Se llevaban catorce años, la diferencia de edad no suponía ningún problema. Por momentos parecían hermanos y en algunas ocasiones India experimentaba la misma excitación que había percibido cuando se conocieron. Paul jamás aludía a esa cuestión. No quería ser infiel a Serena y todavía se sentía culpable por no haber muerto con ella. Nada justificaba que la hubiese sobrevivido. Su hijo era adulto y sus nietos tenían la vida asegurada. Sentía que nadie lo necesitaba y lo comentó con India.

– Yo sí – murmuró dulcemente la fotógrafa -. Te necesito.

– No, no es verdad. Ahora has aprendido a andar sola.

– Yo no estaría tan segura. Antes de irme Doug ni siquiera me dirigía la palabra. Ya veremos qué sucede cuando vuelva a Westport. Sabes perfectamente que deberé enfrentarme a una situación muy difícil.

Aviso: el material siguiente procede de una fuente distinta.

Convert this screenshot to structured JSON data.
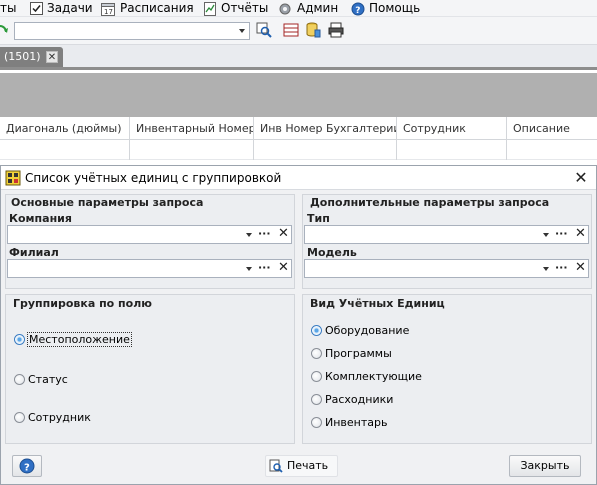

– Tal vez. Será mejor que de momento no pienses en ese asunto. Tienes muchas cosas de las que ocuparte antes de emprender el regreso.

Ambos sabían que pocos días después tendría que afrontar la situación. El viernes regresaba a Estados Unidos pues quería pasar el fin de semana con sus hijos.

– Hablaremos mañana – dijo India.

Se despidieron y colgaron. Cada vez que se comunicaban se sentían extrañamente cómodos. India reflexionó y pensó que tenía la sensación de que conocía a Paul de toda la vida. Habían recorrido un largo camino y salvado obstáculos difíciles. Paul había sufrido más que ella, aunque su trayecto tampoco había sido un lecho de rosas.

Estaba acostada a oscuras y a punto de dormirse cuando sonó el teléfono. Supuso que eran sus hijos o Doug, por lo que se sorprendió al oír nuevamente a Paul.

– ¿Dormías? – susurró él.

– No. Estaba tumbada y pensaba en ti.

– Yo también. India, llamo para decirte cuánto admiro lo que has hecho… y lo orgulloso que me siento de ti.

¡Paul había llamado para halagarla!

– Gracias. Significa mucho para mí.

Esas cosas eran tan importantes como Paul.

– Eres una persona maravillosa. – Y añadió con voz entrecortada por el llanto -: Sin ti no podría superar lo que estoy pasando.

– Yo tampoco – musitó ella -. En eso pensaba cuando sonó el teléfono.

– Un día de éstos nos encontraremos en alguna parte. Todavía no sé cuándo, pero te aseguro que volveré.

– No te preocupes. Limítate a hacer lo que consideres necesario.

– Buenas noches – se despidió Paul cálidamente.

En cuanto colgó India cerró los ojos y se quedó dormida con una sonrisa en los labios mientras pensaba en su amigo.